To make matters worse, they’re both only still learning how to use each other’s powers. And to make matters worse than THAT, they’re supposed to appear at a fair that’s a fundraiser for charity and...it’s not going to be easy trying to keep everything straight. And it’s going to be that much more difficult for everyone else to keep everything straight as well. So it’s all a bit of a mess and there’s bound to be pretty substantial problems for everyone involved. All they have to do is hold it together for the length of a carnival, though. What’s the worst that could happen?
There have been a range of different approaches to sitcom-style superhero dynamics. Starer’s large ensemble in a small town approach is actually a lot more fun than it has any right to be. There’s really no. reason at all why it should be working as well as it does. A lot of it has to do with her specific brand of humor and knowing how to deliver it in comic book format. She's actually really good at delivering it in a way that feels very earnest and very heartfelt. And that's very cool.
Stephen Byrne’s art style fits Starer’s art quite well. His clean lines feel perfectly cozy and clean with wide open surfaces for Bonvillain’s color to fit into. it all feels so very well executed on so many different levels. It feels very deeply enjoyable. There's a lot going on individuals that feels like it could have been shot before a live studio audience on a soundstage somewhere. And that's not necessarily a bad thing. It just feels very comfortable and comforting. It doesn't feel totally natural. But that's perfectly fine as it's not necessarily meant to.
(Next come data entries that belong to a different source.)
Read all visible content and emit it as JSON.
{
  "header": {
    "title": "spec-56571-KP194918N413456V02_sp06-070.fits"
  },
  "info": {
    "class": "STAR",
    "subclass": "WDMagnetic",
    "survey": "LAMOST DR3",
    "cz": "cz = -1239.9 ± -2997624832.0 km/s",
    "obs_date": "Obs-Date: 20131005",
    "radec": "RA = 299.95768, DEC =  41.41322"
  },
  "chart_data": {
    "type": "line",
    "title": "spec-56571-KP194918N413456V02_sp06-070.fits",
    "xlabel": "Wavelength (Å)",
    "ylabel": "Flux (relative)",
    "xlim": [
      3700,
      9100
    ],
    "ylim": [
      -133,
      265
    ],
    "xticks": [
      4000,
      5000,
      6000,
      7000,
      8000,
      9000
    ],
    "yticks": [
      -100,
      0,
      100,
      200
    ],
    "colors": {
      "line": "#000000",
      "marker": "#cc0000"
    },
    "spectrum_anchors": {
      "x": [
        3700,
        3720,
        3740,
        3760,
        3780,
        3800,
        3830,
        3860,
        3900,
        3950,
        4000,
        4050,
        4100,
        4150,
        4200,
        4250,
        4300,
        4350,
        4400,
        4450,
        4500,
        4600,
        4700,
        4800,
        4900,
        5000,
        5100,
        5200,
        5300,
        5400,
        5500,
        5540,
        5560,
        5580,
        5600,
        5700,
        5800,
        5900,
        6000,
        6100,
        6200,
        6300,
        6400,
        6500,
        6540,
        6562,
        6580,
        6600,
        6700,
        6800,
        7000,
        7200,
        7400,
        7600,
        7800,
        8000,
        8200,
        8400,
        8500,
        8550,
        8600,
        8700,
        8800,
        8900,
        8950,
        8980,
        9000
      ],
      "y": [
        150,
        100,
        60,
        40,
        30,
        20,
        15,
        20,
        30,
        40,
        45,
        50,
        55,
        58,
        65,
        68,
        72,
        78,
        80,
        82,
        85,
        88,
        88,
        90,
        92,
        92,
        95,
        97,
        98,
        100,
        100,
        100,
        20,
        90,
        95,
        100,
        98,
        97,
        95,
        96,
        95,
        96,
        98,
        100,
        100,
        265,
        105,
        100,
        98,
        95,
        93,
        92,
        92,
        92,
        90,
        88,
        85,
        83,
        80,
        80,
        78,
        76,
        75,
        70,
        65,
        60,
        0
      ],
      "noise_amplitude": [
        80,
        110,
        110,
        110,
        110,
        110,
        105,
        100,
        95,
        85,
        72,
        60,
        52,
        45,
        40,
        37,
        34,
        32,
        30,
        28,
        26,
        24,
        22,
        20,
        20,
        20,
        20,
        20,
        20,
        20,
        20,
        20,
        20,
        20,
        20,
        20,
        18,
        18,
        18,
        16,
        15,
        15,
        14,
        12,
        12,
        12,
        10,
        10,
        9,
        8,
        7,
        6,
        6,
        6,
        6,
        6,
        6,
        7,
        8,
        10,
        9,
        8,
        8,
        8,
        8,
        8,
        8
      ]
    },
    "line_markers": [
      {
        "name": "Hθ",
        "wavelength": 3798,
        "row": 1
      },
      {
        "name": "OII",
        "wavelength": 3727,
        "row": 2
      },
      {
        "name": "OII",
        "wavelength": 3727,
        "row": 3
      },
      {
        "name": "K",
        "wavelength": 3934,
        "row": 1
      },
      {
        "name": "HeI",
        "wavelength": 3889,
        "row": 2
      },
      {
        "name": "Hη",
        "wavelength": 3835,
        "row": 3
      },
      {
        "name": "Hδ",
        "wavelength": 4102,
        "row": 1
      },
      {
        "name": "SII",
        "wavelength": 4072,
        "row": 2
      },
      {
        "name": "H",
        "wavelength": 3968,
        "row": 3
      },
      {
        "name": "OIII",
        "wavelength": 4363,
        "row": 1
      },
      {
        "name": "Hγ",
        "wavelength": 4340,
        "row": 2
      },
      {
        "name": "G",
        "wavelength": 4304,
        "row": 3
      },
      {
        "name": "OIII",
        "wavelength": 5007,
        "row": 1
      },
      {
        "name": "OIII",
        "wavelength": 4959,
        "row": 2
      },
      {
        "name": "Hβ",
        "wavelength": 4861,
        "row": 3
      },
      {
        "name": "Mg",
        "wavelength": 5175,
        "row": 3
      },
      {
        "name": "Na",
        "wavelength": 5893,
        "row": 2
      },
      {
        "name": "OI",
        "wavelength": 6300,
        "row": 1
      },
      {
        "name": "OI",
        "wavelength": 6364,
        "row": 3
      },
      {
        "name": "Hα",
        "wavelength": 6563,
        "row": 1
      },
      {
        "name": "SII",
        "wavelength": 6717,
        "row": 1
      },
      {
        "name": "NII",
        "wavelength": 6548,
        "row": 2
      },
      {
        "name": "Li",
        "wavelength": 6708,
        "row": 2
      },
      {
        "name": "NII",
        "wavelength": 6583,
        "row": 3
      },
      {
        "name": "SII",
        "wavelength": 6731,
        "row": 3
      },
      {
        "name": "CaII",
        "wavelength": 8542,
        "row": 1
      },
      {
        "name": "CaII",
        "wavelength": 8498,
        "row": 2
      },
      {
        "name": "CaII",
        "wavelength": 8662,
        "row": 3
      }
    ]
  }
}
It’s also interesting to note that a standard monthly comic book takes about as much time to read as it might to watch a standard major TV network sitcom in the United States. There's even room for commercial breaks and everything. It feels almost perfectly, set up to be a TV sitcom, except that it happens to be played out in pages and panels in the universe that we know as the DC universe. So it ends up being a lot of fun. But it's not exactly mainstream DC even though it clearly fits into the overall of mainstream DC.